Rabat – Ai Everything Middle East & Africa Egypt 2026 closed its inaugural edition in Cairo on February 12 after two days that placed artificial intelligence at the center of economic planning, enterprise strategy, and public debate.
The summit did not revolve around abstract forecasts. Speakers and exhibitors instead presented real-world applications, from poultry farms and hospital wards to digital banks and online content platforms. The message: AI in the region has entered a phase of execution rather than experimentation.
Egypt’s Minister of Communications and Information Technology, Raafat Hindy, described the event as evidence of Cairo’s ambition to strengthen its AI ecosystem. He said Egypt aims to expand its talent base and investment capacity ahead of the 2027 edition, which organizers confirmed will take place from June 1-2 next year.
Startups turn algorithms into economic tools
More than 250 startups participated, each with a distinct interpretation of how AI can solve immediate problems.
Emotii, a UK-based startup, presented what it calls an emotionally intelligent communication platform. The system analyzes tone and nuance in multilingual exchanges in real time. The aim is to ensure that meaning does not disappear in translation, especially in corporate environments that rely on cross-border collaboration.
Amira AI addressed another frontline sector: customer service and sales. Its MIRA platform replaces fragmented tools with a unified AI system capable of handling interactions and simulating scenarios for staff training. The company reports deployment across major enterprises, which signals that AI adoption in client-facing operations has moved beyond pilot projects.
In agriculture, Datalentech introduced Paula, an AI decision engine designed for poultry producers. The system forecasts feed efficiency, mortality rates, and price trends weeks in advance. For farmers who operate within tight margins, such projections offer room for better planning and fewer costly surprises.
Healthcare innovation came from Egyptian startup IRRI Vision, which showcased AI-powered retinal screening technology. The system assists doctors in detecting critical eye conditions, including Retinopathy of Prematurity, at earlier stages. Integrated into portable imaging devices, the tool aims to expand access to diagnosis beyond major hospitals.
A call for clarity in the AI debate
One of the most attended sessions featured science communicator Ahmed El-Ghandour, whose online channel attracts millions across the Arab world. Rather than promote futuristic claims, he addressed the responsibility that accompanies AI communication.
“AI is no longer emerging technology – it already reshapes governments, markets and societies,” he said. “The challenge is to explain this transformation with clarity and objectivity, without exaggeration or fear-driven narratives.”
He argued that graduates and professionals need guidance that empowers rather than intimidates. In his view, accessible explanations matter as much as technical breakthroughs.
Finance enters the intelligence era
Financial services executives described a structural shift within their industry.
Ahmed Abdelaal, Group CEO of Mashreq, said banking now revolves around agility. “It is no longer about having the biggest or fastest AI system,” he said in a press statement. “It is about the ability to adapt and deploy AI in ways that create value.”
Ahmed Yehia, CEO of Fintech and Digital Lifestyle at e&, linked AI investment to customer trust. He argues that financial technology must remain intuitive if it seeks mass adoption.
Representatives from OPay and MNT-Halan offered a perspective shaped by African market realities. Limited connectivity, regulatory hurdles, and price sensitivity forced companies to design leaner, adaptable AI systems. Those constraints, they suggested, became an advantage rather than a setback.

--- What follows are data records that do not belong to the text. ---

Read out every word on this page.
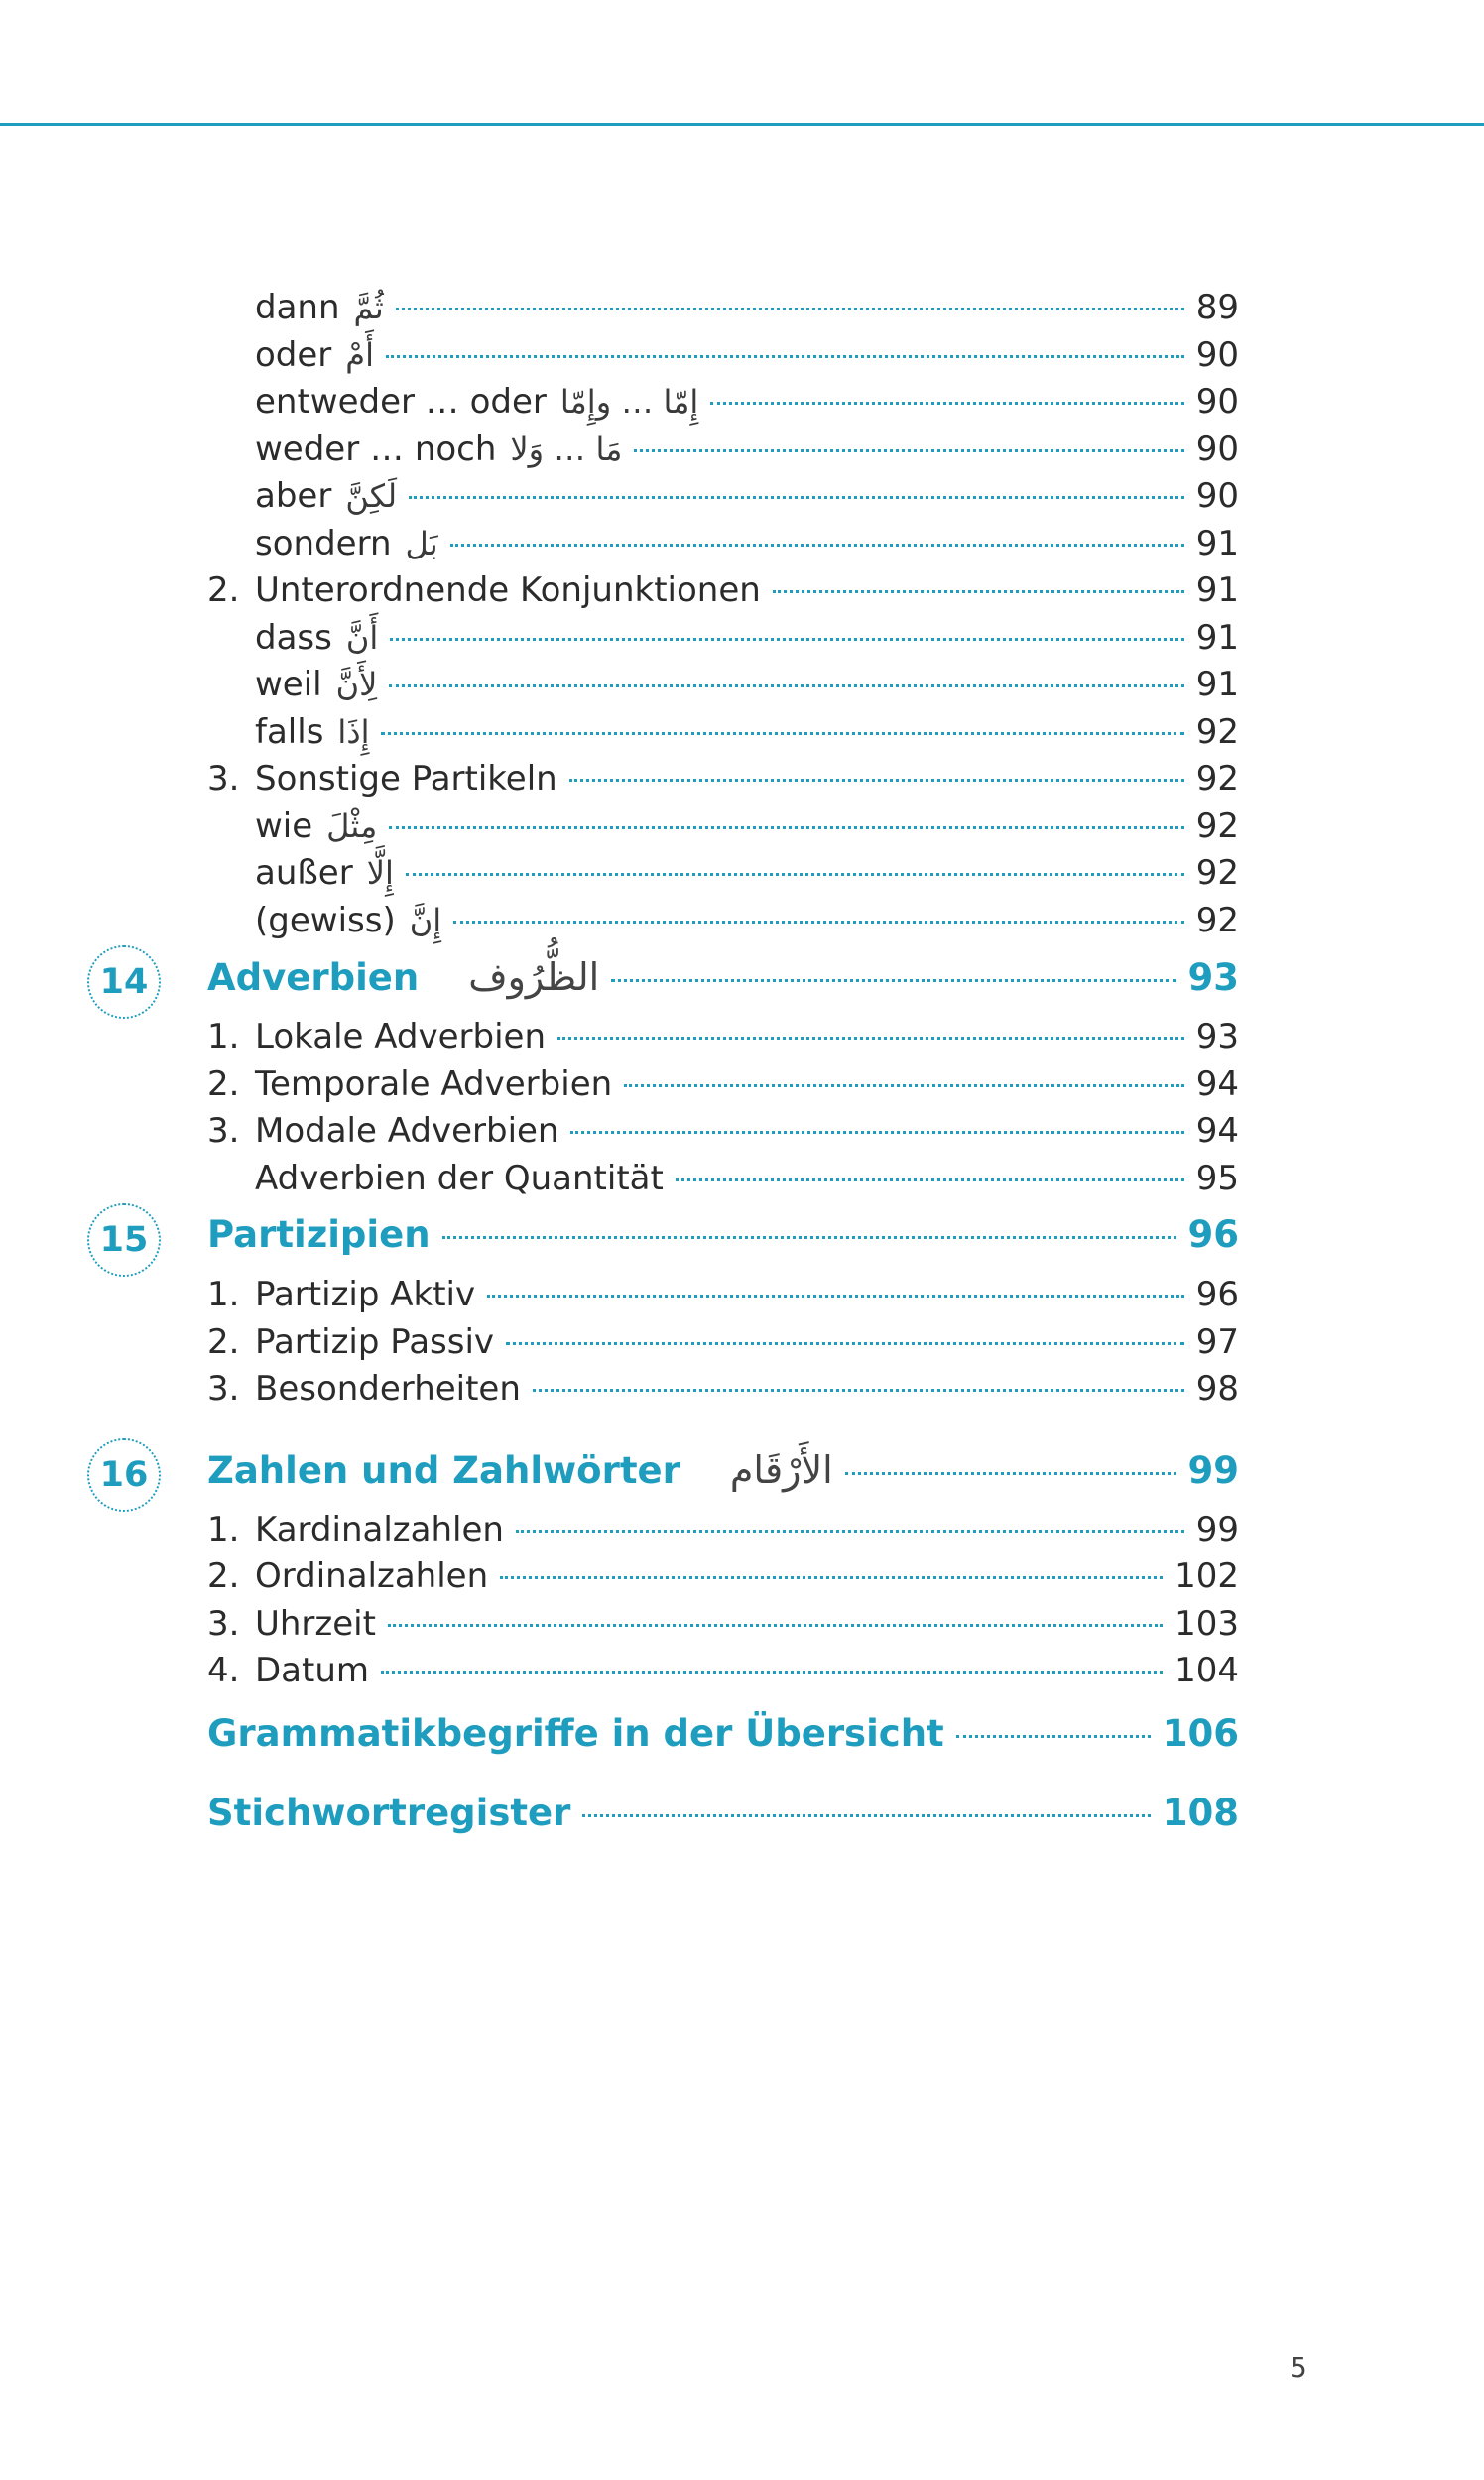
dann ثُمَّ	89
oder أَمْ	90
entweder … oder إِمّا … وإِمّا	90
weder … noch مَا … وَلا	90
aber لَكِنَّ	90
sondern بَل	91
2. Unterordnende Konjunktionen	91
dass أَنَّ	91
weil لِأَنَّ	91
falls إِذَا	92
3. Sonstige Partikeln	92
wie مِثْلَ	92
außer إِلَّا	92
(gewiss) إِنَّ	92
14	Adverbien الظُّرُوف	93
1. Lokale Adverbien	93
2. Temporale Adverbien	94
3. Modale Adverbien	94
Adverbien der Quantität	95
15	Partizipien	96
1. Partizip Aktiv	96
2. Partizip Passiv	97
3. Besonderheiten	98
16	Zahlen und Zahlwörter الأَرْقَام	99
1. Kardinalzahlen	99
2. Ordinalzahlen	102
3. Uhrzeit	103
4. Datum	104
Grammatikbegriffe in der Übersicht	106
Stichwortregister	108
5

On the investment side, Gerald Ko of Gobi Partners described a funding landscape that favors discipline. Investors increasingly seek startups with clear revenue paths and scalable business models, especially as capital structures grow more complex across borders.
Cairo positions itself for the next chapter
The summit’s first edition drew broad international participation and several partnership announcements. Organizers now prepare for the 2027 return, with an expanded agenda that will examine enterprise deployment, startup scale, and cross-border collaboration.
If this debut offered any clear takeaway, it is that AI innovations in the Middle East and Africa are not emerging, they are already established and growing, shaping food production forecasts, supporting clinical decisions, managing digital payments, and even influencing how technology itself reaches public understanding.